[cap-talk] Security and Full Abstraction (was: Cap OS question)
David Wagner
daw at cs.berkeley.edu
Fri Sep 4 21:58:05 PDT 2009
Sandro Magi wrote:
> Good links! Certainly the suitability of bytecode verification depends
> on the properties being verified. If one's goal is to merely ensure that
> static state is accessed immutably, and static authority-bearing methods
> are called only via a tamed API, I think this can be achieved by
> analyzing bytecode.
>
> Joe-E is slightly more ambitious, as its scope extends beyond merely taming.
I'm not persuaded that this is sufficient.
One goal of an object-capability language should be to enable two
mutually-distrusting components to interact and collaborate securely.

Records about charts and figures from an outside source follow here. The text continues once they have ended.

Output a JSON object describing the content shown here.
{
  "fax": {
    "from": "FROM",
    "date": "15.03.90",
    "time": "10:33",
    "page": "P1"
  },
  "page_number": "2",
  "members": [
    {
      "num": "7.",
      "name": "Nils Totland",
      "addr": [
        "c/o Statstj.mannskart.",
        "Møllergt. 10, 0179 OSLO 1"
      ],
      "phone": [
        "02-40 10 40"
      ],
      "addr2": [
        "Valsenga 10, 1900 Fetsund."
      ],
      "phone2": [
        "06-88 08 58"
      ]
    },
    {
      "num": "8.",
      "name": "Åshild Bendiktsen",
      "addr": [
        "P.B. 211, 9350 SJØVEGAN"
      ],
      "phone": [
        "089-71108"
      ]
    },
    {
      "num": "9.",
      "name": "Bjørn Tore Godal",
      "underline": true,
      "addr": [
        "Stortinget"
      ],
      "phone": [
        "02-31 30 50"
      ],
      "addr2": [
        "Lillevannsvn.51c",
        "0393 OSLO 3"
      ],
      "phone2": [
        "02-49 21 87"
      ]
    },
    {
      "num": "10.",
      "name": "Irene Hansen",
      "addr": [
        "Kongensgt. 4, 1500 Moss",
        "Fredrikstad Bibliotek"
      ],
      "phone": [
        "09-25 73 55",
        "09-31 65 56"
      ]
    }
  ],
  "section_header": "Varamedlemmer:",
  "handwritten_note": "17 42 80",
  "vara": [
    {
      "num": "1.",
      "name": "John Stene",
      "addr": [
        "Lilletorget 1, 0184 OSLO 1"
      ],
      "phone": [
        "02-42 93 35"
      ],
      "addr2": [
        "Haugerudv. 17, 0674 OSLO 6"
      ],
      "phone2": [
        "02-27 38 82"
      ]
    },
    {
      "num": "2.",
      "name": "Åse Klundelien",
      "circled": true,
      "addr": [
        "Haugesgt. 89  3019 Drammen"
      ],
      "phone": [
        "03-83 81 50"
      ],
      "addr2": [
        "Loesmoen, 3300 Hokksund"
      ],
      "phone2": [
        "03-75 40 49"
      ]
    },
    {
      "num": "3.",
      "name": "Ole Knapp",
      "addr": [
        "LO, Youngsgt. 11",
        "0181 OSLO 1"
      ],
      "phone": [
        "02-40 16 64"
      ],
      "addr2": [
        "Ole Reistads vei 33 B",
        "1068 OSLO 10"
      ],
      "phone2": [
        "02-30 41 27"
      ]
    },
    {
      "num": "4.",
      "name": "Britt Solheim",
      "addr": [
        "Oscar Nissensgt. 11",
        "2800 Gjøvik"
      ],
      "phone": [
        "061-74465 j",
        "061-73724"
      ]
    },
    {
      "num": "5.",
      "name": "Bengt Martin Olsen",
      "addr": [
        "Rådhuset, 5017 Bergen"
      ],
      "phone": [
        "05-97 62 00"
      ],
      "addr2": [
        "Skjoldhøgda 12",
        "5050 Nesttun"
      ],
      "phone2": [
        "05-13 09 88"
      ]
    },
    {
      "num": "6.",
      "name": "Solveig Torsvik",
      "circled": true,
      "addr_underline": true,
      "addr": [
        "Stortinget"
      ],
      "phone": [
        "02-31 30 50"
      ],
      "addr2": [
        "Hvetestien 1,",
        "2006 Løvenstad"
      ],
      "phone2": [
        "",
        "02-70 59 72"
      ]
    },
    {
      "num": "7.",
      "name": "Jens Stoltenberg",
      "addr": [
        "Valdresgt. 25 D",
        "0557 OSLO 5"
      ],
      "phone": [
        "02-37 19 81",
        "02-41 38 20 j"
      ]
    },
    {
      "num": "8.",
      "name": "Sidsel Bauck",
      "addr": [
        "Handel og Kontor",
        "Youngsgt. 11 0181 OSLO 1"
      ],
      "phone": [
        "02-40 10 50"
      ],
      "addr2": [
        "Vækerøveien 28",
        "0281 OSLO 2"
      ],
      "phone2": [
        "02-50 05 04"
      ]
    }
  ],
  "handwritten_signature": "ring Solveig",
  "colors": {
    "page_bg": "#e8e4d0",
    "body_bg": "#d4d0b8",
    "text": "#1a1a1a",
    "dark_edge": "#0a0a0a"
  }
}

The failures of full abstraction can cause severe problems for that
goal, even if they don't break the security checks surrounding, e.g.,
static authority-bearing methods.
For instance, consider this code:
public boolean static foo(byte b) {
return b <= 127 && b >= -128;
}
Suppose that malicious code is able to call foo(). What values
might be returned?
That's a trick question. The answer is, it depends. If malicious
code is constrained to be written in Java source code, the return
value will always be "true". But if you allow malicious JVML bytecode,
it is possible to invoke foo() in a way that causes it to return
"false". (Nope, you don't need to posit native methods or reflection
or any of that gunk. Yes, the malicious JVML bytecode will be
accepted by the JVML bytecode verifier.)
This is a surprise that could create unpredictable security problems
for a Java programmer who writes her code to defend against malicious
clients written in Java, without realizing the crazy things that malicious
clients can do if they are written in bytecode. (It's arguably realistic
to expect programmers to reason about what things a malicious client
can do within the language: programmers have to be familiar with the
language to write code in it, so they have some chance of reasoning about
what arbitrary code in that language can do. But when you introduce
a language that programmers don't write in directly, like JVML, that
argument falls apart.)
Read the Joe-E spec, particularly the appendix, for more examples.
At first, when I started to learn about these issues, I think my initial
reaction was to think, how bad can this be? Surely this is manageable.
But as the list started to grow, I eventually gave up any hope that
programmers could be expected to keep track of all the hazards introduced
by allowing malicious JVML bytecode. I don't even know how we'd get
confidence that we have the complete list of such hazards, let alone
train programmers to watch out for them.
Is there a strong reason to work with arbitrary JVML bytecode instead
of Java source? If there is, perhaps you could consider an architecture
that disassembles the JVML bytecode to Java source, verifies the source,
and then recompiles the source to bytecode; this may have issues, but
at least it bypasses the failures of full abstraction in JVML bytecode.